Disruptive Ideen ergeben sich nicht in klassischen Prozessen, erklären die Studienteilnehmer. Sie raten daher zu agilen Methoden. Diese sollen eine iterative Produktentwicklung unterstützen. Iterativ heißt hier: "Build - measure - learn". Ein Vertreter aus dem Vorstand sollte das unterstützen.
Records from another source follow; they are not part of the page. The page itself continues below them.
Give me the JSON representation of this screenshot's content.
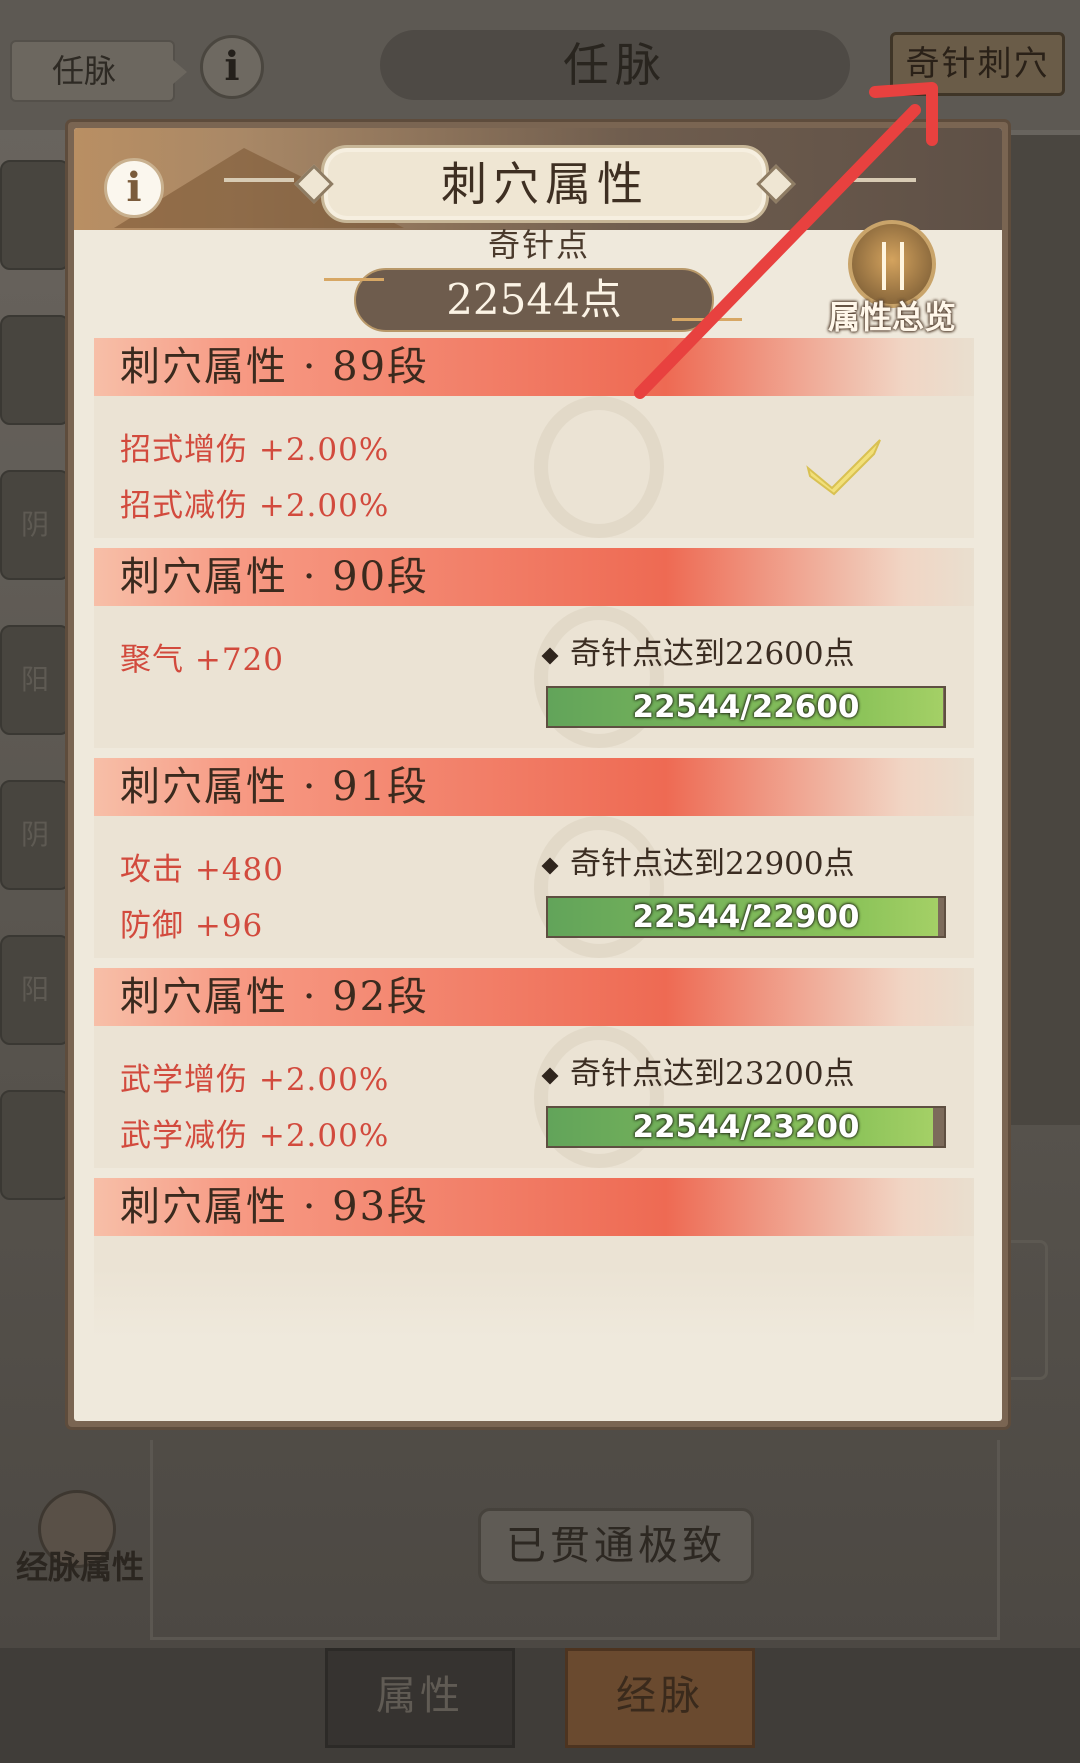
{
  "background": {
    "breadcrumb": "任脉",
    "info_glyph": "i",
    "title": "任脉",
    "qizhen_button": "奇针刺穴",
    "side_tabs": [
      "",
      "",
      "阴",
      "阳",
      "阴",
      "阳",
      ""
    ],
    "jingmai_attr_label": "经脉属性",
    "status_button": "已贯通极致",
    "bottom_tabs": [
      "属性",
      "经脉"
    ]
  },
  "modal": {
    "info_glyph": "i",
    "title": "刺穴属性",
    "points_label": "奇针点",
    "points_value": "22544点",
    "overview_label": "属性总览"
  },
  "tiers": [
    {
      "header": "刺穴属性 · 89段",
      "stats": [
        "招式增伤 +2.00%",
        "招式减伤 +2.00%"
      ],
      "completed": true
    },
    {
      "header": "刺穴属性 · 90段",
      "stats": [
        "聚气 +720"
      ],
      "requirement": "奇针点达到22600点",
      "progress_text": "22544/22600",
      "progress_fraction": 0.9975
    },
    {
      "header": "刺穴属性 · 91段",
      "stats": [
        "攻击 +480",
        "防御 +96"
      ],
      "requirement": "奇针点达到22900点",
      "progress_text": "22544/22900",
      "progress_fraction": 0.9845
    },
    {
      "header": "刺穴属性 · 92段",
      "stats": [
        "武学增伤 +2.00%",
        "武学减伤 +2.00%"
      ],
      "requirement": "奇针点达到23200点",
      "progress_text": "22544/23200",
      "progress_fraction": 0.9717
    },
    {
      "header": "刺穴属性 · 93段"
    }
  ],
  "colors": {
    "stat_text": "#d24a3d",
    "progress_fill": "#8dc45a",
    "header_gradient_mid": "#ee6a53",
    "annotation_arrow": "#e8413f"
  }
}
Auch bei diesem Punkt geht der Blick über das Unternehmen hinaus. Die Befragten raten zur Kooperation mit Externen. So sagt Heinrich Arnold, Global Head der Telekom Innovation Laboratories: "Meine Überzeugung ist, dass Open Innovation mit Experten aus den Innovationhotspots in Israel, USA und Deutschland, Partnerunternehmen und Universitäten die Grundlage ist, mit der uns umsetzungsnahe Innovation am besten gelingt."

4. Führung

Ohne Risikobereitschaft kein disruptives Innovieren. Noch aber konzentrierten sich Konzernmanager auf Effizienz und kurzfristige, vermeintlich planbare Erfolge, schreiben die Studienautoren. Neue Ideen würden daher als Ablenkung oder sogar als Bedrohung wahrgenommen und Innovationen verhindert.
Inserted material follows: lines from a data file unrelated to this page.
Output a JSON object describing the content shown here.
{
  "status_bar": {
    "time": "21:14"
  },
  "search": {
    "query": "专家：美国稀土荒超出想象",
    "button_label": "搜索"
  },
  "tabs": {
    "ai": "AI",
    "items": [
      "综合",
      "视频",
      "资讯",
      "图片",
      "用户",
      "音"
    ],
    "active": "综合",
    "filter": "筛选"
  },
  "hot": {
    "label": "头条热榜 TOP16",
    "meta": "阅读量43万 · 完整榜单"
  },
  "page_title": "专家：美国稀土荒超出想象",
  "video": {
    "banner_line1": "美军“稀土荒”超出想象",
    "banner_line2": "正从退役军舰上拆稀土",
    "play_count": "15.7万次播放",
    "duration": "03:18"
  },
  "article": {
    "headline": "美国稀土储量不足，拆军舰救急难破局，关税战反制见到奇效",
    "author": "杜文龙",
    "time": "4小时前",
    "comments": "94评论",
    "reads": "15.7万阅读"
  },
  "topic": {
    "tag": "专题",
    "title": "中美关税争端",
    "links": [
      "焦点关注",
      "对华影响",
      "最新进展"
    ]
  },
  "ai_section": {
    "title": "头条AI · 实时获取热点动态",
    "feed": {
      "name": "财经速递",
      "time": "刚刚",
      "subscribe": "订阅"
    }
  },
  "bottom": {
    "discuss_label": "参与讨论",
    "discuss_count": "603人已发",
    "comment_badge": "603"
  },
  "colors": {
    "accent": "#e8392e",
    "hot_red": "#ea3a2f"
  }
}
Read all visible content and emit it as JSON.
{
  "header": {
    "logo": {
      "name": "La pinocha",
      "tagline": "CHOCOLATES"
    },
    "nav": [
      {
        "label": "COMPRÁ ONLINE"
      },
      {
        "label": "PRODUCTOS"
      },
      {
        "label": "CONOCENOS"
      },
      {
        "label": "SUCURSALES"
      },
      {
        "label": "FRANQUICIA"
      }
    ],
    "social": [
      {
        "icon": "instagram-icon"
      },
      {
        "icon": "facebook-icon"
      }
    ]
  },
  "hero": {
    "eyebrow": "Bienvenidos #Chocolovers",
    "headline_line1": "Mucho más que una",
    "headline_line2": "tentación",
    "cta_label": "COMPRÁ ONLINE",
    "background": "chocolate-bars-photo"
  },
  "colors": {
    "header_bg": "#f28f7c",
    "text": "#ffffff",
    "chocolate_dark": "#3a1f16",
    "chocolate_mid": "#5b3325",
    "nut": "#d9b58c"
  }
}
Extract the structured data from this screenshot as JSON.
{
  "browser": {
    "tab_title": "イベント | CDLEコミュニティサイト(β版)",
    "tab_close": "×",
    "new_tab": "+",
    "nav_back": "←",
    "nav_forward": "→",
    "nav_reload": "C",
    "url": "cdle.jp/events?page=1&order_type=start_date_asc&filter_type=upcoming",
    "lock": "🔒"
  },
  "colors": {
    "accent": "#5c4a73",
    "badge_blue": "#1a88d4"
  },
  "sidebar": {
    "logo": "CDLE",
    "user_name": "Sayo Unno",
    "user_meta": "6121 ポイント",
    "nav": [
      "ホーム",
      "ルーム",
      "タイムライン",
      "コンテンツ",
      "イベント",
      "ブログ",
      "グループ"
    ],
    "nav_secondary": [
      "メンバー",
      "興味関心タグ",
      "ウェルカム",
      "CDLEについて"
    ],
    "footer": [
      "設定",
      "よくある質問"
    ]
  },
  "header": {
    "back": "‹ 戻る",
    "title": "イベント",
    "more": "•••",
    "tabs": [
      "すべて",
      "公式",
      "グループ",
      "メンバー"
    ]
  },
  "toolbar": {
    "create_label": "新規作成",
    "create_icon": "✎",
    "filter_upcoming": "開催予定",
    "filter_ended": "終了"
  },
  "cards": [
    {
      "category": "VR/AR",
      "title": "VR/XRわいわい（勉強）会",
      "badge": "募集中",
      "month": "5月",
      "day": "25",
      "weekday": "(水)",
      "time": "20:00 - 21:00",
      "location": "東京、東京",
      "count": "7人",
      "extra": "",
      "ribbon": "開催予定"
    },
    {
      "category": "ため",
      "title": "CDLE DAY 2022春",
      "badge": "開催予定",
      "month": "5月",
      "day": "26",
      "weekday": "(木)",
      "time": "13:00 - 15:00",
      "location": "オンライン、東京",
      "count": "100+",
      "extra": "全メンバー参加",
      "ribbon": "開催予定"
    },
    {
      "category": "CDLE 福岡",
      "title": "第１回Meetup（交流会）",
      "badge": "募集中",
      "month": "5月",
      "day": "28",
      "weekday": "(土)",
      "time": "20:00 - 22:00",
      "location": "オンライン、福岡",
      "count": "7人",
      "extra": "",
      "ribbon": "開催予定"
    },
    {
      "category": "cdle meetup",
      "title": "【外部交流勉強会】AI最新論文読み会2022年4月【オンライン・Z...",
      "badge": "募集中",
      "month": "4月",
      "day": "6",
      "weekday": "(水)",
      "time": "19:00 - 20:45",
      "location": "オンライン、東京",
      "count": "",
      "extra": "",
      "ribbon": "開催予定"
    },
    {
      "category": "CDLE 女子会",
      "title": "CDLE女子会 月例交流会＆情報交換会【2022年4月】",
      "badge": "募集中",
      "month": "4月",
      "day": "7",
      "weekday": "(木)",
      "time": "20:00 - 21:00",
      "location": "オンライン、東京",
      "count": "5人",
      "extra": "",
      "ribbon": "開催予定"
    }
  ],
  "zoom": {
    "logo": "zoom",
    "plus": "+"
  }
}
Die Befragten plädieren für mehr Vertrauen, Freiraum und Wertschätzung in Fragen der Führung. Unternehmen müssten neue Anreizsysteme entwickeln, die solche Faktoren abbilden. Innovatoren ließen sich nicht "mit ausreichend Budget ruhigstellen".

5. Innovationsteam

Welche Mitglieder genau ein Innovationsteam bilden, hängt vom jeweiligen Unternehmen und der Branche ab. Einige allgemeine Regel stellen die Studienteilnehmer dennoch auf. Demnach sollte ein solches Team nicht mehr als fünf Mitglieder beinhalten, die alle aus verschiedenen Bereichen stammen. Diese fünf brauchen einen "passionierten Teamleiter". Dazu sagt Frank Rehme, Geschäftsführer Gmvteam und ehemaliger Head of Innovation bei der Metro: "Sie finden keinen mit mehr Passion, als denjenigen, der die Idee hatte."
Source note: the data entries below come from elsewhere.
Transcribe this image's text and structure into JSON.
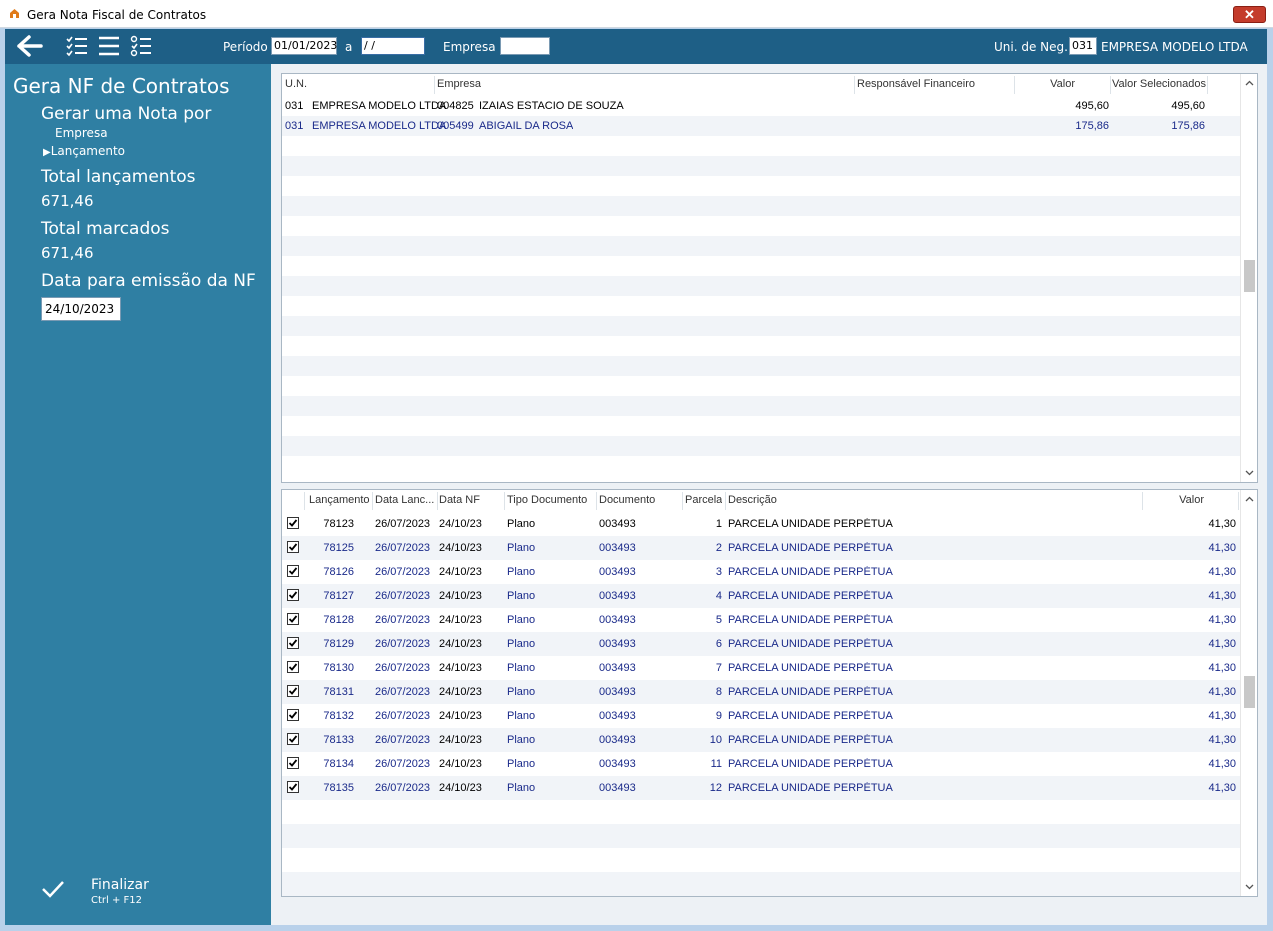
{
  "window": {
    "title": "Gera Nota Fiscal de Contratos",
    "close_glyph": "✕"
  },
  "toolbar": {
    "periodo_label": "Período",
    "periodo_start": "01/01/2023",
    "a_label": "a",
    "periodo_end": " / /",
    "empresa_label": "Empresa",
    "empresa_value": "",
    "uni_label": "Uni. de Neg.",
    "uni_code": "031",
    "uni_name": "EMPRESA MODELO LTDA"
  },
  "sidebar": {
    "heading": "Gera NF de Contratos",
    "gerar_label": "Gerar uma Nota por",
    "option_empresa": "Empresa",
    "option_lancamento": "Lançamento",
    "selected_marker": "▶",
    "total_lanc_label": "Total lançamentos",
    "total_lanc_value": "671,46",
    "total_marc_label": "Total marcados",
    "total_marc_value": "671,46",
    "data_emissao_label": "Data para emissão da NF",
    "data_emissao_value": "24/10/2023",
    "finalizar_label": "Finalizar",
    "finalizar_shortcut": "Ctrl + F12"
  },
  "grid_empresas": {
    "headers": [
      "U.N.",
      "Empresa",
      "Responsável Financeiro",
      "Valor",
      "Valor Selecionados"
    ],
    "rows": [
      {
        "un": "031",
        "un_name": "EMPRESA MODELO LTDA",
        "code": "004825",
        "name": "IZAIAS ESTACIO DE SOUZA",
        "resp": "",
        "valor": "495,60",
        "valor_sel": "495,60"
      },
      {
        "un": "031",
        "un_name": "EMPRESA MODELO LTDA",
        "code": "005499",
        "name": "ABIGAIL DA ROSA",
        "resp": "",
        "valor": "175,86",
        "valor_sel": "175,86"
      }
    ]
  },
  "grid_lancamentos": {
    "headers": [
      "Lançamento",
      "Data Lanc...",
      "Data NF",
      "Tipo Documento",
      "Documento",
      "Parcela",
      "Descrição",
      "Valor"
    ],
    "rows": [
      {
        "checked": true,
        "lanc": "78123",
        "data_lanc": "26/07/2023",
        "data_nf": "24/10/23",
        "tipo": "Plano",
        "doc": "003493",
        "parcela": "1",
        "desc": "PARCELA UNIDADE PERPÉTUA",
        "valor": "41,30"
      },
      {
        "checked": true,
        "lanc": "78125",
        "data_lanc": "26/07/2023",
        "data_nf": "24/10/23",
        "tipo": "Plano",
        "doc": "003493",
        "parcela": "2",
        "desc": "PARCELA UNIDADE PERPÉTUA",
        "valor": "41,30"
      },
      {
        "checked": true,
        "lanc": "78126",
        "data_lanc": "26/07/2023",
        "data_nf": "24/10/23",
        "tipo": "Plano",
        "doc": "003493",
        "parcela": "3",
        "desc": "PARCELA UNIDADE PERPÉTUA",
        "valor": "41,30"
      },
      {
        "checked": true,
        "lanc": "78127",
        "data_lanc": "26/07/2023",
        "data_nf": "24/10/23",
        "tipo": "Plano",
        "doc": "003493",
        "parcela": "4",
        "desc": "PARCELA UNIDADE PERPÉTUA",
        "valor": "41,30"
      },
      {
        "checked": true,
        "lanc": "78128",
        "data_lanc": "26/07/2023",
        "data_nf": "24/10/23",
        "tipo": "Plano",
        "doc": "003493",
        "parcela": "5",
        "desc": "PARCELA UNIDADE PERPÉTUA",
        "valor": "41,30"
      },
      {
        "checked": true,
        "lanc": "78129",
        "data_lanc": "26/07/2023",
        "data_nf": "24/10/23",
        "tipo": "Plano",
        "doc": "003493",
        "parcela": "6",
        "desc": "PARCELA UNIDADE PERPÉTUA",
        "valor": "41,30"
      },
      {
        "checked": true,
        "lanc": "78130",
        "data_lanc": "26/07/2023",
        "data_nf": "24/10/23",
        "tipo": "Plano",
        "doc": "003493",
        "parcela": "7",
        "desc": "PARCELA UNIDADE PERPÉTUA",
        "valor": "41,30"
      },
      {
        "checked": true,
        "lanc": "78131",
        "data_lanc": "26/07/2023",
        "data_nf": "24/10/23",
        "tipo": "Plano",
        "doc": "003493",
        "parcela": "8",
        "desc": "PARCELA UNIDADE PERPÉTUA",
        "valor": "41,30"
      },
      {
        "checked": true,
        "lanc": "78132",
        "data_lanc": "26/07/2023",
        "data_nf": "24/10/23",
        "tipo": "Plano",
        "doc": "003493",
        "parcela": "9",
        "desc": "PARCELA UNIDADE PERPÉTUA",
        "valor": "41,30"
      },
      {
        "checked": true,
        "lanc": "78133",
        "data_lanc": "26/07/2023",
        "data_nf": "24/10/23",
        "tipo": "Plano",
        "doc": "003493",
        "parcela": "10",
        "desc": "PARCELA UNIDADE PERPÉTUA",
        "valor": "41,30"
      },
      {
        "checked": true,
        "lanc": "78134",
        "data_lanc": "26/07/2023",
        "data_nf": "24/10/23",
        "tipo": "Plano",
        "doc": "003493",
        "parcela": "11",
        "desc": "PARCELA UNIDADE PERPÉTUA",
        "valor": "41,30"
      },
      {
        "checked": true,
        "lanc": "78135",
        "data_lanc": "26/07/2023",
        "data_nf": "24/10/23",
        "tipo": "Plano",
        "doc": "003493",
        "parcela": "12",
        "desc": "PARCELA UNIDADE PERPÉTUA",
        "valor": "41,30"
      }
    ]
  },
  "colors": {
    "toolbar": "#1e5f86",
    "sidebar": "#2f7fa3",
    "selected_text": "#1a2a8a",
    "stripe": "#f1f4f8"
  }
}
Im Unternehmensalltag heißt das: Der Ideengeber muss mit dem Innovationsteam zu hundert Prozent an seiner Idee arbeiten können. Dafür muss ihn das Unternehmen freistellen - und ihm nach Projektabschluss die Rückkehr in die Linie ermöglichen. Ein Punkt, den Vorgesetzte in Linienfunktionen oft als Machtverlust empfinden, so die Erfahrung der Studienteilnehmer.

"Efficiency eats innovation culture for breakfast"

Fazit: Wollen deutsche Konzerne - typischerweise digital unterentwickelt - aufholen, müssen sie weg vom reinen Effizienzgedanken. Einer der Studienteilnehmer drückt das so aus: "Efficiency eats innovation culture for breakfast."